Like Qatar, the Hashemite Kingdom does not fit comfortably into Saudi Arabia’s regional policies. Jordan doesn’t see Iran as a threat, questions Trump’s gambits in the region and takes a cautious view of Israel building new bridges with Gulf states. The relocation of the US embassy to Jerusalem has been a sticking point.
Jordan also considers the quartet’s foibles in the Middle East to be a greater threat to stability than most reported woes.
Although unlike Qatar, it doesn’t see Iran as an ally in the near future. It also has opted for a more mature, intelligent approach to international relations, which avoids the binary simplicity of the Saudis’ model, although it is fair to say that Jordan is certainly a pro-Western satellite. And yet, Jordan sits rather awkwardly in the peninsula as it too has its own ideas about autonomy and the ‘third way’ which Qatar, Turkey and Morocco have signed up to.
King Abdullah, one of the smartest, most articulate and savvy leaders in the Middle East, has the attention of the entire Arab world now, as few leaders in the region doubt that Jordan’s economic problems are mostly about Saudi Arabia not continuing with its aid package, which previously was almost 4 billion dollars and kept the economy from tilting into a crisis.
In many ways, Jordan, is even more important to Saudi Arabia than Qatar is as it could well be a deal breaker for the Saudis.
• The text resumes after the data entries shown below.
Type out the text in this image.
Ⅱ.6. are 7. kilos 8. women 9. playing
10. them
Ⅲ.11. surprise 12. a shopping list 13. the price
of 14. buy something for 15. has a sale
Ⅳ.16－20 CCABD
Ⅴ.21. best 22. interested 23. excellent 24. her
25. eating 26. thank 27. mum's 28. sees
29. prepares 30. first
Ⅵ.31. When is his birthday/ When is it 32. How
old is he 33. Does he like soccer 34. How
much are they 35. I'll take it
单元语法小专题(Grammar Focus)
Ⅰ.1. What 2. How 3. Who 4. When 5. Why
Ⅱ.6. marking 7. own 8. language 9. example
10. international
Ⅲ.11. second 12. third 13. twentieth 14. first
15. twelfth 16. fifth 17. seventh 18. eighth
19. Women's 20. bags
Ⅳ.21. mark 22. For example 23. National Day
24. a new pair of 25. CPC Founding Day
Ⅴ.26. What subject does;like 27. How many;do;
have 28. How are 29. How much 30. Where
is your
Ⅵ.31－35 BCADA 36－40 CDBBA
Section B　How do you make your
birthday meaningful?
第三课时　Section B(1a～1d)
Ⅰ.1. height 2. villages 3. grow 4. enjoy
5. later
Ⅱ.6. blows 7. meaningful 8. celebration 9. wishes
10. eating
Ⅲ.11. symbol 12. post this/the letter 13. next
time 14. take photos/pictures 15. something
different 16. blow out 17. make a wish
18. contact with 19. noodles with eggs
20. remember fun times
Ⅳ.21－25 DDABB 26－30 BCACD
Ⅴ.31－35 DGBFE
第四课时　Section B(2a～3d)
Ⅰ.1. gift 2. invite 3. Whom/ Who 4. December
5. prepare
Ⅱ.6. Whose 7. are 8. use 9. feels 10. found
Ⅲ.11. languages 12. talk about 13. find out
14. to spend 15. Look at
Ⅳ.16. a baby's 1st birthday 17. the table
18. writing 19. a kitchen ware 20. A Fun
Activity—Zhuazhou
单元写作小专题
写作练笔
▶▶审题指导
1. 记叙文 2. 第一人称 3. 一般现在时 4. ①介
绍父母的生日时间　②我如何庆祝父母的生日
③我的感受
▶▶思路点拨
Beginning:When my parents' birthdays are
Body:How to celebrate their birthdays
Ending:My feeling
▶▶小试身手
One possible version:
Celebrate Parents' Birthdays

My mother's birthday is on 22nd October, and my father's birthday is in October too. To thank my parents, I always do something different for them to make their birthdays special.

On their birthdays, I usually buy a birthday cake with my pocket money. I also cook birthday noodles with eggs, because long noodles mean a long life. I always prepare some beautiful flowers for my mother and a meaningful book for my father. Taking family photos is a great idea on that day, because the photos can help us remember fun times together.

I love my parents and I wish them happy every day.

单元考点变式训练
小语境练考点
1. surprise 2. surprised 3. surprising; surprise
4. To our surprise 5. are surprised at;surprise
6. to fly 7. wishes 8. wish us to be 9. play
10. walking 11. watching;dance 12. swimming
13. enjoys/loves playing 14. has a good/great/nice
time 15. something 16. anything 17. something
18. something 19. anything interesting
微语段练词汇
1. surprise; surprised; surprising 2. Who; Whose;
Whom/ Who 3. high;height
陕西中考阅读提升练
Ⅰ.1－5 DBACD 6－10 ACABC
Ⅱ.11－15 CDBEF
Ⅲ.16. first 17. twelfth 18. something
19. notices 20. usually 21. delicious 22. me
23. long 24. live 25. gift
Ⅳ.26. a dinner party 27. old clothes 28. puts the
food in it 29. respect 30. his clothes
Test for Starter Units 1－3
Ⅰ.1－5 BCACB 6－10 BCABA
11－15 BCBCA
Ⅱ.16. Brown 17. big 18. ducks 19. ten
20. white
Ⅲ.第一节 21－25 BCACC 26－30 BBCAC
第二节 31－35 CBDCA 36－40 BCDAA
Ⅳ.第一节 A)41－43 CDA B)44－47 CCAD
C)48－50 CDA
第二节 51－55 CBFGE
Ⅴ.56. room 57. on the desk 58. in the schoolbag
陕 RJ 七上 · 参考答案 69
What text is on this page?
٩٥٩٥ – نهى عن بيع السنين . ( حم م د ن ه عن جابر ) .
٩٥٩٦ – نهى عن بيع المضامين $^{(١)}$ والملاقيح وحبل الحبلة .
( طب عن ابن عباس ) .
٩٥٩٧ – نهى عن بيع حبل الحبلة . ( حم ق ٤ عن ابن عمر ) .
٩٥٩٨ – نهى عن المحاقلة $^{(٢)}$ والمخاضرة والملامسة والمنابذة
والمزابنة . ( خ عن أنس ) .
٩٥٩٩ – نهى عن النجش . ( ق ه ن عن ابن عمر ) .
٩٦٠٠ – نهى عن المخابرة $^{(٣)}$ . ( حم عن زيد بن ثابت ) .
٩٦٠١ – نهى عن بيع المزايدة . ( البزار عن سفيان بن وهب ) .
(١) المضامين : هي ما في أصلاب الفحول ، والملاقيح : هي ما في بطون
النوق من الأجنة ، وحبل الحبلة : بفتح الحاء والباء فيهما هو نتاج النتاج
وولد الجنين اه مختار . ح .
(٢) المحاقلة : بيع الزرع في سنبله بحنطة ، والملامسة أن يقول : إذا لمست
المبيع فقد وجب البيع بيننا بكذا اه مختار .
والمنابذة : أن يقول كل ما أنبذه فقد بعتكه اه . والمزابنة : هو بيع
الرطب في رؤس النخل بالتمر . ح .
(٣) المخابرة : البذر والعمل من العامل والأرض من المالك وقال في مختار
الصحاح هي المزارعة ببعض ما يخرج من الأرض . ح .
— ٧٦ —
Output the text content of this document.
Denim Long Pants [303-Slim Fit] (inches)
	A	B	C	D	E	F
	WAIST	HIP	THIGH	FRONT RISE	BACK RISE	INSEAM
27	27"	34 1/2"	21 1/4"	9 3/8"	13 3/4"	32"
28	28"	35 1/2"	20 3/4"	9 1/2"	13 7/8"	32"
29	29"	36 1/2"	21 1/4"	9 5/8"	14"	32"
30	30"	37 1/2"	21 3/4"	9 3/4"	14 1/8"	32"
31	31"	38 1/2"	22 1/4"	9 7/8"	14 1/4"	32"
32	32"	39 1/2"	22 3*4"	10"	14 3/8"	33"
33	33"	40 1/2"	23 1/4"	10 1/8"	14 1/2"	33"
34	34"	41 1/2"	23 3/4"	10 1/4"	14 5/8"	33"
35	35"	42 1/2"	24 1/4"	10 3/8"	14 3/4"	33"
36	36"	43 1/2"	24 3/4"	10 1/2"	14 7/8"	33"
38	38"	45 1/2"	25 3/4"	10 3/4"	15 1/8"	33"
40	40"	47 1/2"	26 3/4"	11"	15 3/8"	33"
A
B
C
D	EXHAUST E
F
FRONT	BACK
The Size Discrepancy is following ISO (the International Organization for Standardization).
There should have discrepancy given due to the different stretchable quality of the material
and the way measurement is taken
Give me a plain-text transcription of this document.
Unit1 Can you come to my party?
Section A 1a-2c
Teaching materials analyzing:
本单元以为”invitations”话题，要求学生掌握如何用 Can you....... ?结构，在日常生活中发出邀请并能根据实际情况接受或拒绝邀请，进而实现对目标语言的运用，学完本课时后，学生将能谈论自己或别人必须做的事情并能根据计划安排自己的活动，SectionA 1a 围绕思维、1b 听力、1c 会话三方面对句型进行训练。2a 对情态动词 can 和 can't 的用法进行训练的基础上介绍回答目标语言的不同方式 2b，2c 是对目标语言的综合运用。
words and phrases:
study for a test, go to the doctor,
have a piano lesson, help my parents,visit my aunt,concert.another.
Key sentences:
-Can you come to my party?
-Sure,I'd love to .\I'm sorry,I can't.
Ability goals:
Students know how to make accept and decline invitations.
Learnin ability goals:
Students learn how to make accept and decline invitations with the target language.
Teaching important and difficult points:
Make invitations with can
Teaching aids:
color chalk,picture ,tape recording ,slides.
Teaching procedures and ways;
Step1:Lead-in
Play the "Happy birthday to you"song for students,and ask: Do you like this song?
Get the Jordanian king on board and Riyadh and the GCC could get the vital boost it needs in the Arab world, which regards it with some disdain; get it wrong, and we could be witnessing the break-up of the GCC itself, an organisation increasingly beginning to look out of date and ineffective since the Qatar fiasco began just over a year ago.
Yet Jordan, like Morocco, have both been pencilled in since 2011 to be GCC members and there’s little sign that the Saudi carrot, or stick, will reign them in as both know that the Saudis offer of cash aid is not our of generosity, but rather one that comes with a very high price.
In the case of Jordan, the Saudis view it as neighbouring country with a high number of disgruntled Palestinians: potentially unstable.
Unlike Morocco, the Jordanian king does not enjoy wide scale, absolute support from his people. The demonstrations, for example, which he wisely allows to flourish, are given the tacit support of the military, which is a signal for Abdullah in itself that he may well be facing an Egypt style Arab Spring which brought about Morsi in 2012.
Jordanians are angry that the price of daily commodities are increasing but salaries are not. If Saudi Arabia cannot continue with its vital aid package to control inflation—with no strings attached—it will be to the detriment of Saudis though and not King Abdullah.
Jordan paid heavily for being allies to both Qatar and Saudi Arabia – in the end not receiving any help from either, leaving it now to look for new partners in the region who can subsidise its ailing economy.
Turkey and Qatar (still) are obvious neighbours who could lend a hand. Until now, Iran was off the table. Perhaps not for much longer though, which may explain the endearing handshake between King Abdullah and Iranian President Hassan Rouhani in Istanbul during the recent Islamic summit. That handshake must be spooking Saudi Arabia’s Crown Prince Mohamed bin Salman.
Perhaps it’s not too late for the Saudis to make that call to Abdullah and keep Jordan at least within its fold, if not under its omnipotent hegemony.